Set up a simple neural network (this can be tinkered with to improve the results):

net=NetInitialize[
NetChain[{
LinearLayer[3000],Ramp,LinearLayer[3000],Ramp,LinearLayer[2],SoftmaxLayer[]
},
"Input"->{30},
"Output"->NetDecoder[{"Class",{"b","s"}}]
]]


Set up the training data:

data = Map[Take[#, {2, 31}] -> Last[#] &, Drop[training, 1]];


Numerical vectors that each point to a classification (s or b):

RandomSample[data, 3]


{{87.06, 23.069, 67.711, 162.488, -999., -999., -999., 0.903, 4.245, 318.43, 0.523, 0.839, -999., 105.019, -0.404, 1.612, 54.943, -0.898, 0.855, 13.541, 1.729, 409.232, 1, 158.469, -1.363, -1.762, -999., -999., -999., 158.469} -> "b", {163.658, 55.559, 116.84, 50.019, -999., -999., -999., 2.855, 38.623, 130.132, 0.906, 1.359, -999., 51.993, 0.36, 2.142, 47.112, -0.932, -1.596, 22.782, 2.663, 191.557, 1, 31.026, -2.333, 0.739, -999., -999., -999., 31.026} -> "b", {100.248, 27.109, 60.729, 132.094, -999., -999., -999., 1.405, 10.063, 218.474, 0.541, 1.414, -999., 62.519, -0.401, -1.974, 33.817, -0.893, -0.657, 54.857, -1.298, 396.228, 1, 122.137, -2.369, 1.689, -999., -999., -999., 122.137} -> "s"}

# Training

Length[data]


250000

{tdata,vdata}=TakeDrop[data,240000];
result=NetTrain[net,tdata,TargetDevice->"GPU",ValidationSet->Scaled[0.1],MaxTrainingRounds->1000]

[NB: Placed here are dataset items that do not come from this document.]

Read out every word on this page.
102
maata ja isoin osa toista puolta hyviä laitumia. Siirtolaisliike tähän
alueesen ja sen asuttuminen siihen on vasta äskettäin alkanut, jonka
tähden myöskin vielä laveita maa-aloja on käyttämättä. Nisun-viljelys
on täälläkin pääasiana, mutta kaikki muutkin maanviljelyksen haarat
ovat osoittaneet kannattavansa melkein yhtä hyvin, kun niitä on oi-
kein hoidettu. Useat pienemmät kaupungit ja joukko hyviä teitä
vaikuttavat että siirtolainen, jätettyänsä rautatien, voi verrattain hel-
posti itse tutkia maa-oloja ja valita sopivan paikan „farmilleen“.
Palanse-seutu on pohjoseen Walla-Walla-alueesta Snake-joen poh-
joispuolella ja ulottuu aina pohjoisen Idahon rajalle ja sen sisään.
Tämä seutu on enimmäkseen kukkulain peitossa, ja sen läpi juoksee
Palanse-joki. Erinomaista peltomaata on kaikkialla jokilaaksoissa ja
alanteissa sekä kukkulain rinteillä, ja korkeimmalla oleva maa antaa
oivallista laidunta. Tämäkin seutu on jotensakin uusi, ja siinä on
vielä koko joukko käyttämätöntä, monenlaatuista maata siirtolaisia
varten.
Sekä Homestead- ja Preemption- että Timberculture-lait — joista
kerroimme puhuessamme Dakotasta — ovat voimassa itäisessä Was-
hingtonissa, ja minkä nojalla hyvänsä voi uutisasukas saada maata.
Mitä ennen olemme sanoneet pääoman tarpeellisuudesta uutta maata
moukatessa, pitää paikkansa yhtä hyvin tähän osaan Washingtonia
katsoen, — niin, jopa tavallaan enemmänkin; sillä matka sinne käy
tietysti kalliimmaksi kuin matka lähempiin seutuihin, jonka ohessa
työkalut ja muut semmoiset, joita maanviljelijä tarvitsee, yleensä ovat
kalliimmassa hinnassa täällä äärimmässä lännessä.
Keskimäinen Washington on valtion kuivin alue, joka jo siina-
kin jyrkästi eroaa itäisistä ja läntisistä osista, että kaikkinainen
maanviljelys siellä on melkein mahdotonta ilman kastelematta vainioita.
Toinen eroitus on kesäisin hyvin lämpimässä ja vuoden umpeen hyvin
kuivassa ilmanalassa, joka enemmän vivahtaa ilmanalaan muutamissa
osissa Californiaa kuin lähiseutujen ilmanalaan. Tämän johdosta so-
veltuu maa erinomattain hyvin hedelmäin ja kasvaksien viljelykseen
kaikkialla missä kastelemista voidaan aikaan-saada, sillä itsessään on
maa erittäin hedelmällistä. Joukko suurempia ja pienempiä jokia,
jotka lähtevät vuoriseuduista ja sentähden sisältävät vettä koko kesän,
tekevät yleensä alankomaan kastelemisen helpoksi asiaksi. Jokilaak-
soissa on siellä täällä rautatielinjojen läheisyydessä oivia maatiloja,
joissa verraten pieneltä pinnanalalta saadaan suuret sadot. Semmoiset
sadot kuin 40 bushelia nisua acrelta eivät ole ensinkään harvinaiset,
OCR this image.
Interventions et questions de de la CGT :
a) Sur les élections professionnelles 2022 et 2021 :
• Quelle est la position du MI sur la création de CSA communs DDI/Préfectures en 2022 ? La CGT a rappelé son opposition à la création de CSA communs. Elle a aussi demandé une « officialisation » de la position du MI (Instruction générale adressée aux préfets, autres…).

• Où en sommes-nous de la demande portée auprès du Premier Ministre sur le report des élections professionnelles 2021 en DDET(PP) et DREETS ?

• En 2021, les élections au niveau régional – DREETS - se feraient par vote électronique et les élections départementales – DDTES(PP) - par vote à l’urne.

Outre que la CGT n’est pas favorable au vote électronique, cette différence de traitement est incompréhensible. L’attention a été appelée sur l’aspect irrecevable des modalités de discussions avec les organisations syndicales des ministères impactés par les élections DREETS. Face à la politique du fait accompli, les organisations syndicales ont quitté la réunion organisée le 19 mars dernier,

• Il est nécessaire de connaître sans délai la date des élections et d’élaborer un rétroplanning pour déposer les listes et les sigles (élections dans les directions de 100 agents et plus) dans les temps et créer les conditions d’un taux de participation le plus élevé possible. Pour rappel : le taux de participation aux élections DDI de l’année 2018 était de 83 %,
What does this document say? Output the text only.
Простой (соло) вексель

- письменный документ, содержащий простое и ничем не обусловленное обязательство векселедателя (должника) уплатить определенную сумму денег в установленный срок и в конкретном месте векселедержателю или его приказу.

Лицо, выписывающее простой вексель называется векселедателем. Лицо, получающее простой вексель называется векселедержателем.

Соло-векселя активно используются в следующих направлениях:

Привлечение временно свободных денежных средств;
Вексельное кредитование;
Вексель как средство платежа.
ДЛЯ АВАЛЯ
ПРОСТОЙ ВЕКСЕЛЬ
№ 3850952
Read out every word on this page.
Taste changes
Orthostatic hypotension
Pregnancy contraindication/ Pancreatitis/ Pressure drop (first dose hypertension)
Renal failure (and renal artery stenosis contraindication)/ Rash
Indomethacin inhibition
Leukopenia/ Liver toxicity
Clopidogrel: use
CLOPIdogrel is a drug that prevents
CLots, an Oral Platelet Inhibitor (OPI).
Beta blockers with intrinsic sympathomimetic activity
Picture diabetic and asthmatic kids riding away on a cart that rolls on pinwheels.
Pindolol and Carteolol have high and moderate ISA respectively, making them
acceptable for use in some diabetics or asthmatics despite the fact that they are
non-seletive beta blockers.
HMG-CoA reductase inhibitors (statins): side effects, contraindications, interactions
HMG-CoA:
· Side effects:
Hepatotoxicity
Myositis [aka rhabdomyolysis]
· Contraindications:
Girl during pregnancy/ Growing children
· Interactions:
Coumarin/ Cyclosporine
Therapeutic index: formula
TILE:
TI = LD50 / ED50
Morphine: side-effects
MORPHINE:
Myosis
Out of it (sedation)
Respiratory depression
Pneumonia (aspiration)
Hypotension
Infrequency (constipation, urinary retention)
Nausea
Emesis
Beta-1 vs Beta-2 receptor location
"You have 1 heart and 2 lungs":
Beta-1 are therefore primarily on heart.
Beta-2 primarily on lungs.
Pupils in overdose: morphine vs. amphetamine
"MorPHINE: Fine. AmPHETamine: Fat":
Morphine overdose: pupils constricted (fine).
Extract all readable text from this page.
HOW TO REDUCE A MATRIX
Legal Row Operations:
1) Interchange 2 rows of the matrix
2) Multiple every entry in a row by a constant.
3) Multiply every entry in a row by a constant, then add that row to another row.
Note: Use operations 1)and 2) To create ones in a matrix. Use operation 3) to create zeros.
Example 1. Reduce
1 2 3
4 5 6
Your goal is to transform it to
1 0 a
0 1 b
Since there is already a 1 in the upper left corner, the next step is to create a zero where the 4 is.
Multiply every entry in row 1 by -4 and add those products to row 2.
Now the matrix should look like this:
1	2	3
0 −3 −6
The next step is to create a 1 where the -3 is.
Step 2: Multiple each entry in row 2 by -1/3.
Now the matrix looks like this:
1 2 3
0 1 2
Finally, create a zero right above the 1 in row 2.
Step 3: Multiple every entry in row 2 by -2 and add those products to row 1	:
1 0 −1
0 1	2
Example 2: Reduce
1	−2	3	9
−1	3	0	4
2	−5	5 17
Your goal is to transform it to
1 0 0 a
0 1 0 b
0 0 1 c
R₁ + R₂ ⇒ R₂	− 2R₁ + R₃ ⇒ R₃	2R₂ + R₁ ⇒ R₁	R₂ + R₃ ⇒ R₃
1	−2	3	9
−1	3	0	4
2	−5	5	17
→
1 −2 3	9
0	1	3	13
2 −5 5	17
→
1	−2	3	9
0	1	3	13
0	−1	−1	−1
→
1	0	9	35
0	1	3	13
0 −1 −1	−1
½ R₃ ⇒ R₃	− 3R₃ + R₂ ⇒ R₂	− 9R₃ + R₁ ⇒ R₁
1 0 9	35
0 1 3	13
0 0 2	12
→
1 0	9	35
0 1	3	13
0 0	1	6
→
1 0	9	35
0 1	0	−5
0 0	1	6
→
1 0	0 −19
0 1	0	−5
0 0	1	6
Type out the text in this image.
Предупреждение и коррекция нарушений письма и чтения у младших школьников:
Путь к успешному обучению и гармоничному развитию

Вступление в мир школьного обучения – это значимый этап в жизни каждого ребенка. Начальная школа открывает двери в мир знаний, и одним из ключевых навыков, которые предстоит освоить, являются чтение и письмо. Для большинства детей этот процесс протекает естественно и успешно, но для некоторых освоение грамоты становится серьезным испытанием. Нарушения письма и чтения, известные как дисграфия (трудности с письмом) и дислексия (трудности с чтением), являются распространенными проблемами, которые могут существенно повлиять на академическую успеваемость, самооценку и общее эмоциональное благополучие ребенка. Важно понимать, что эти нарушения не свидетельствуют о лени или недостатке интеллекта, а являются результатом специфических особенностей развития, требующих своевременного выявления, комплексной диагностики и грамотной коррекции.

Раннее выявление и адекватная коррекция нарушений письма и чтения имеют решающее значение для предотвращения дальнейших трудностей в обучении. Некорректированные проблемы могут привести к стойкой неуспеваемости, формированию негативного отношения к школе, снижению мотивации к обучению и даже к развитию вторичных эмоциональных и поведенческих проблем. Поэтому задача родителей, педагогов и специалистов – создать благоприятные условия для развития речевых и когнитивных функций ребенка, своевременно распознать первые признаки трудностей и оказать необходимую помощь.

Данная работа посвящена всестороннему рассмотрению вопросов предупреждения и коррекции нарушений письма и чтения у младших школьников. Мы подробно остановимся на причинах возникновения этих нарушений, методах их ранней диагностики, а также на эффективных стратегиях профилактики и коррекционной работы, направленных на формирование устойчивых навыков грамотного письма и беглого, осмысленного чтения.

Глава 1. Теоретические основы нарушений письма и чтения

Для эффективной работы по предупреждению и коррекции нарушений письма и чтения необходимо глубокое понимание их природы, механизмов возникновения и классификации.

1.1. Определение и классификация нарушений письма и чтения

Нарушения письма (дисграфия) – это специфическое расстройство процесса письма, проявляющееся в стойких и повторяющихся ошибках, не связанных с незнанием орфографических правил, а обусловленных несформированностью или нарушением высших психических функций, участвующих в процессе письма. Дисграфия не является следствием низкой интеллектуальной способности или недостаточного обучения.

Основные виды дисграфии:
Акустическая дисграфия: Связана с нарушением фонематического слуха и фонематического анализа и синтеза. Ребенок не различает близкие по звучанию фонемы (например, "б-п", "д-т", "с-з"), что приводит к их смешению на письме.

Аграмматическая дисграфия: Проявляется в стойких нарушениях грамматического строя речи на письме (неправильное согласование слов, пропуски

DumpSave["D:\\machinelearning\\higgs\\higgs.mx", result];


# Testing

This is the test data (unlabeled):

test = Import["D:\\machinelearning\\higgs\\test\\test.csv", "Data"];


Extract the validation data:

validate = Map[Take[#, {2, 31}] &, Drop[test, 1]];


Predictions made on the unlabeled data:

result /@ RandomSample[validate, 5]


{"b", "b", "s", "b", "b"}

Sample from the labeled data and compute classifier statistics:

cm = ClassifierMeasurements[result, RandomSample[vdata, 1000]]


cm["Accuracy"]


0.846

Plot the confusion matrix:

cm["ConfusionMatrixPlot"]


Attachments:
4 months ago
7 Replies
 - Congratulations! This post is now Staff Pick! Thank you for your wonderful contributions. Please, keep them coming!
4 months ago
 Fantastic! Thanks for sharing! Is there also a video on this?
4 months ago
 Excellent post. I see you are using TargetDevice->"GPU". I am shopping for a new desktop and thinking about getting one with a GPU. Can you discuss the run-time improvement associated with this problem and the GPU, and give as much detail about your hardware and operating system environment as you care to share.
9 days ago
 Alan,I use an NVIDIA GeForce GTX 1080 card:Speedups differ a lot for different training scenarios. For this example I am seeing about 2x speedup. The LeNet example in the NetTrain reference documentation shows a 10x speed-up, and the CIFAR-10 example is about 60x for me.